Self-parking tech vs. drivers: Here’s who wins

A Valeo representative swipes his finger across an iPhone to initiate a self parking demonstration at the 2014 International CES in Las Vegas, Nevada, January 8, 2014. The car, a Range Rover Evoque with Valeo self-parking technology, is equipped with 12 ultrasonic sensors, six in back and six in front, a laser scanner mounted in the grille, and four cameras.AFP PHOTO / Robyn Beck (Photo credit should read ROBYN BECK/AFP/Getty Images)
Photograph by Robyn Beck — AFP/Getty Images

Americans don’t trust self-parking technology. But maybe they should.

Some 80% of American drivers are confident in their parallel parking abilities, according to a survey by AAA. However, the organization found in a series of tests that self-parking technology outperformed manual parkers in number of curb strikes and maneuvers, speed, and accuracy. Drivers lost out even though they had help from a standard back-up camera in the car.

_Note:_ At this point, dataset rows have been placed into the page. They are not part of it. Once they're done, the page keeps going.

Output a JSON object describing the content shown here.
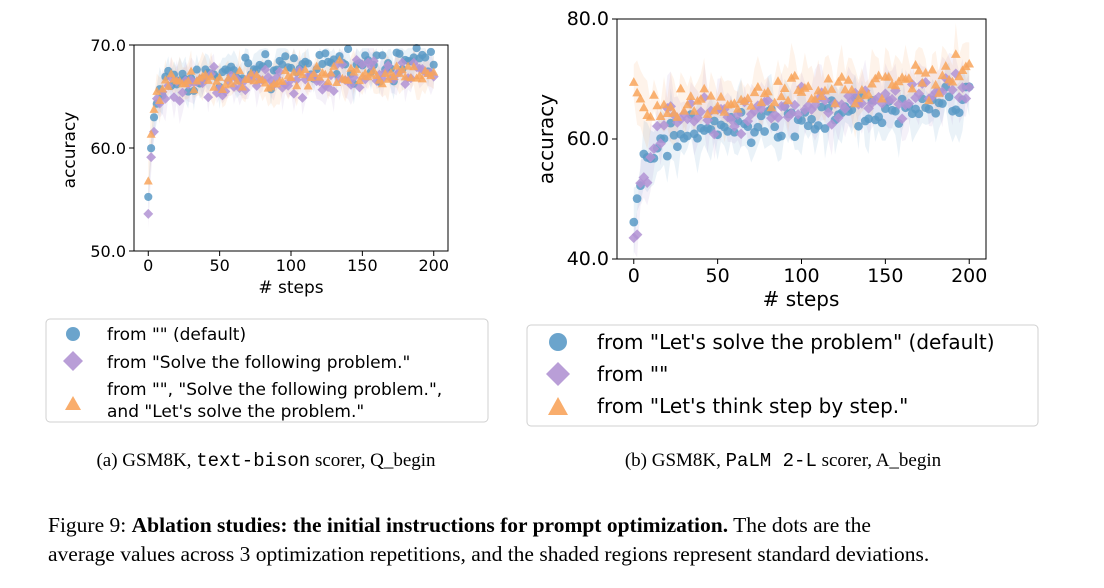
{
  "figure": {
    "label": "Figure 9:",
    "title": "Ablation studies: the initial instructions for prompt optimization.",
    "text1": " The dots are the",
    "text2": "average values across 3 optimization repetitions, and the shaded regions represent standard deviations."
  },
  "colors": {
    "blue": "#5b9ac6",
    "purple": "#b193d3",
    "orange": "#f8a45c"
  },
  "chart_data": [
    {
      "type": "scatter",
      "xlabel": "# steps",
      "ylabel": "accuracy",
      "xlim": [
        -10,
        210
      ],
      "ylim": [
        50,
        70
      ],
      "xticks": [
        "0",
        "50",
        "100",
        "150",
        "200"
      ],
      "xtick_values": [
        0,
        50,
        100,
        150,
        200
      ],
      "yticks": [
        "50.0",
        "60.0",
        "70.0"
      ],
      "ytick_values": [
        50,
        60,
        70
      ],
      "legend_placement": "below",
      "caption": {
        "prefix": "(a) GSM8K, ",
        "code": "text-bison",
        "suffix": " scorer, Q_begin"
      },
      "series": [
        {
          "name": "from \"\" (default)",
          "color": "#5b9ac6",
          "marker": "circle",
          "curve": {
            "start": 55,
            "plateau": 66.5,
            "rate": 0.3,
            "slope": 0.012,
            "noise": 1.3,
            "std": 1.5
          }
        },
        {
          "name": "from \"Solve the following problem.\"",
          "color": "#b193d3",
          "marker": "diamond",
          "curve": {
            "start": 53.3,
            "plateau": 66,
            "rate": 0.3,
            "slope": 0.006,
            "noise": 1.2,
            "std": 1.5
          }
        },
        {
          "name": "from \"\", \"Solve the following problem.\",",
          "name2": "and \"Let's solve the problem.\"",
          "color": "#f8a45c",
          "marker": "triangle",
          "curve": {
            "start": 56.5,
            "plateau": 66.6,
            "rate": 0.3,
            "slope": 0.003,
            "noise": 1.0,
            "std": 1.6
          }
        }
      ]
    },
    {
      "type": "scatter",
      "xlabel": "# steps",
      "ylabel": "accuracy",
      "xlim": [
        -10,
        210
      ],
      "ylim": [
        40,
        80
      ],
      "xticks": [
        "0",
        "50",
        "100",
        "150",
        "200"
      ],
      "xtick_values": [
        0,
        50,
        100,
        150,
        200
      ],
      "yticks": [
        "40.0",
        "60.0",
        "80.0"
      ],
      "ytick_values": [
        40,
        60,
        80
      ],
      "legend_placement": "below",
      "caption": {
        "prefix": "(b) GSM8K, ",
        "code": "PaLM 2-L",
        "suffix": " scorer, A_begin"
      },
      "series": [
        {
          "name": "from \"Let's solve the problem\" (default)",
          "color": "#5b9ac6",
          "marker": "circle",
          "curve": {
            "start": 48,
            "plateau": 60,
            "rate": 0.12,
            "slope": 0.03,
            "noise": 2.8,
            "std": 4
          }
        },
        {
          "name": "from \"\"",
          "color": "#b193d3",
          "marker": "diamond",
          "curve": {
            "start": 42,
            "plateau": 63,
            "rate": 0.14,
            "slope": 0.025,
            "noise": 2.8,
            "std": 4
          }
        },
        {
          "name": "from \"Let's think step by step.\"",
          "color": "#f8a45c",
          "marker": "triangle",
          "curve": {
            "start": 68,
            "plateau": 65,
            "rate": 0.2,
            "slope": 0.03,
            "noise": 2.5,
            "std": 4
          }
        }
      ]
    }
  ]
}
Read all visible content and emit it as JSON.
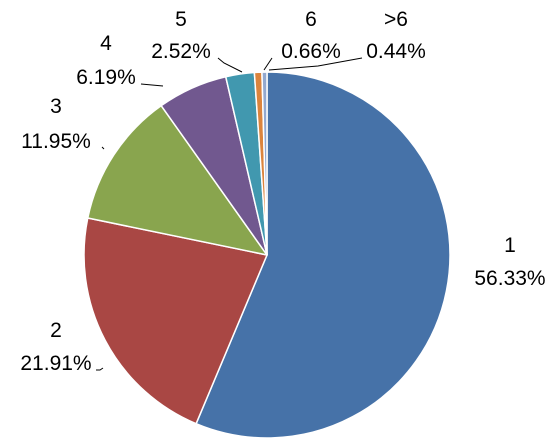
{
  "chart_data": {
    "type": "pie",
    "title": "",
    "categories": [
      "1",
      "2",
      "3",
      "4",
      "5",
      "6",
      ">6"
    ],
    "values": [
      56.33,
      21.91,
      11.95,
      6.19,
      2.52,
      0.66,
      0.44
    ],
    "value_labels": [
      "56.33%",
      "21.91%",
      "11.95%",
      "6.19%",
      "2.52%",
      "0.66%",
      "0.44%"
    ],
    "colors": [
      "#4672A8",
      "#A94744",
      "#89A54E",
      "#71588F",
      "#4198AF",
      "#DB843D",
      "#93A9CF"
    ],
    "start_angle": "12 o'clock",
    "direction": "clockwise",
    "legend": "none",
    "labels": "category name and percentage beside each slice"
  }
}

AAA and the Automobile Club of Southern California’s Automotive Research Center tested self-parking features on five vehicles: a 2015 Lincoln MKC, a 2015 Mercedes-Benz ML400 4Matic, a 2015 Cadillac CTS-V Sport, a 2015 BMW i3 and a 2015 Jeep Cherokee Limited.

The testing found drivers who used self-parking systems experienced 81 percent fewer curb strikes and were able to complete the task 10 percent faster than drivers who did it themselves. Self-parking systems parallel parked the vehicle using 47 percent fewer maneuvers, with some systems completing the task in as little as one maneuver, according to AAA.

Self-parking tech does have its issues. AAA found that some systems parked the vehicles exceedingly close to the curb, which left wheels and tires vulnerable to scratches and costly repairs. Some systems left as little as a half-inch buffer. AAA recommends drivers leave 6 to 8 inches between the vehicle and the curb when parallel parking.

Self-parking technology might do a better job, but drivers just aren’t ready to give up control of the wheel. Only one-in-four drivers who responded to the AAA survey said they would trust this technology to park their vehicle.

And therein lies the conundrum for automakers, which are under industry pressure to add more technology to their new vehicles. In-vehicle technology is big business—about $14.5 billion in projected revenues for this year alone, according to the Consumer Electronics Association. And yet, consumers are wary of a lot of the tech that’s being added to vehicles. And in some cases, consumers are apparently so repulsed by certain tech that they’d rather it not be included in their next car.

A survey released in August 2015 by J.D. Power found that at least 20% of new-vehicle owners have never used 16 of the 33 technology features measured. In the J.D. Power survey, 39% of consumers surveyed said they don’t want an automatic parking system in their next car. However, 82% said they would like parking assist (which still gives the driver manual control).

In short, there’s a significant gap between the technology available in cars today and people who actually want to use it. In some cases, it’s a lack of trust in the technology (or seen another way, a greater confidence in our own abilities). In other cases, consumers just don’t see a need for the technology.

Either way, this hesitation toward today’s tech foreshadows the challenge automakers face to convince people to give up all control and jump into a self-driving car. Google(GOOG) and Apple(AAPL), among others, are already working on and testing self-driving cars. The technology isn’t the problem. Confidence in it will be.